Spiritual Life: February 2011 Archives
I try to communicate to others, particularly the friends I teach about the Catholic faith, that to be authentically Catholic one has to fall in love with Jesus, and to do what He does. Mercy and love are constitutive parts of being called a Christian. This not always easy. It is a human struggle for many. But we are called by the Lord Himself to love and pray for your enemies; have mercy on the sinner; forgive injuries; feed the hungry. Not willing to do this, then it would be pretty hard to convince others that your proposed faith in Christ as Lord and Savior is true. The Pope's Angelus address earlier today gives us a clue to my point: to be a Catholic means living in the mindset of having a perpetual second chance. Read the 2 papal paragraphs:
On this seventh Sunday of Ordinary Time the biblical readings speak to us about God's will to make men participants in his life: "Be holy because I the Lord your God am holy," we read in the Book of Leviticus (19:1). With these words and the precepts that follow from them, the Lord invited the Chosen People to be faithful to the covenant with him, walking in his ways, and established the social legislation on the commandment that says that "you will love your neighbor as yourself" (Leviticus 19:18). If we listen, then, to Jesus in whom God took on a mortal body to become every man's neighbor and reveal his infinite love for us, we hear again that same call, that same objective audacity. The Lord, in fact, says: "Be perfect as your Father in heaven is perfect" (Matthew 5:48). But who can become perfect? Our perfection is to live as children of God in humility concretely doing his will. St. Cyprian wrote that "to God's paternity there must correspond a conduct as children of God so that God might be glorified and praised by man's good conduct" (De zelo et livore, 15: CCL 3a, 83).

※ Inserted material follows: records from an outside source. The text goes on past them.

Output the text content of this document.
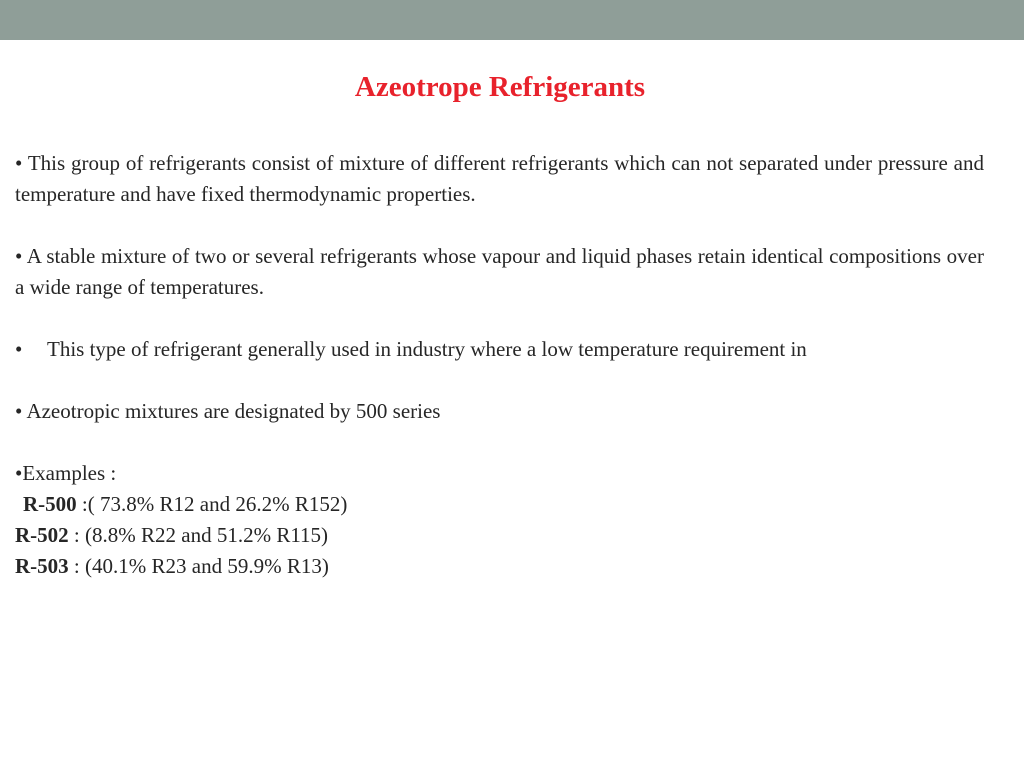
Azeotrope Refrigerants

• This group of refrigerants consist of mixture of different refrigerants which can not separated under pressure and temperature and have fixed thermodynamic properties.

• A stable mixture of two or several refrigerants whose vapour and liquid phases retain identical compositions over a wide range of temperatures.

• This type of refrigerant generally used in industry where a low temperature requirement in

• Azeotropic mixtures are designated by 500 series

•Examples :

R-500 :( 73.8% R12 and 26.2% R152)
R-502 : (8.8% R22 and 51.2% R115)
R-503 : (40.1% R23 and 59.9% R13)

In what way can we imitate Jesus? Jesus himself says: "Love your enemies and pray for those who persecute you so that you will be children of your Father who is in heaven" (Matthew 5:44-45). He who welcomes the Lord in his life and loves him with all of his heart can begin again. He is able to do God's will: to realize a new form of existence animated by love and destined for eternity. Paul the Apostle adds: "Do you not know that you are God's temple and that God's Spirit lives in you?" (1 Corinthians 3:16). If we are truly aware of this reality and our life is deeply formed by it, then our witness becomes clear, eloquent and efficacious. An [early Christian] author wrote: "When the whole being of man is mixed, so to speak, with God's love, then his soul's splendor is also reflected on the outside" (John Climacus, Scala Paradisi, XXX: PG 88, 1157 B), in the whole of his life. "Love is a great thing," we read in "The Imitation of Christ," [it is] "a good that makes every heavy thing light and easily endures every hardship. Love aspires to sail on high, not to be held back by any earthly thing. It is born of God and only in God can it find rest" (III, V, 3).
- a great adventure, go for a purpose: you'll grow spiritually and physically
- an opportunity to pray, to do penance, to be reminded of tradition
- catechesis on the faith
- an opportunity to learn Christian and civil history
- to know your own humanity, that of the other
- learn and experience the christian faith
- have the goal to go to the Cathedral of Saint James to visit the relics of a great Apostle.
The Cistercian monk, philosopher and theologian Isaac of Stella (1100-1169) was featured in the Office of Readings today: Charity is the reason why anything should be done or left undone.
Charity is the only good reason to do anything, but it also sometimes demands that we not do something we might think we want to do. There are a lot of fine distinctions one has to make in this area to live spiritually in common life and ministry. For example:
- We are called to support one another, but not to enable maladaptive behaviors, debilitating addictions, and sins. We must bear with the burdens of others, and be willing to wash feet, but we should not take responsibility for the feelings of others.
- We must seek ways to invite both individuals and institutions to benefit from our strengths, and invite them into the success that derives from them, but--again--we should be careful not to take interior or exterior responsibility for situations that the Holy Spirit has not, or not yet, seen fit to put in our care.
- Sometimes the greatest charity--and often the most painful--is not giving someone what he thinks he wants.
- We must be good to ourselves, practicing good self-care, but that doesn't mean taking it easy and just 'being nice' to ourselves. On the one hand, we must not be so hard on ourselves that our whole spiritual life becomes a rehearsal of faults and sins, for this is one of the devil's tricks in making us fail to notice God, and on the other we must also be careful not be overly forgiving of ourselves so as to effectively give up struggling with certain selfishnesses and sins.
- We must practice the sort of self-charity that nourishes our gifts and virtues, and is ruthless in the unwillingness to put up with sin.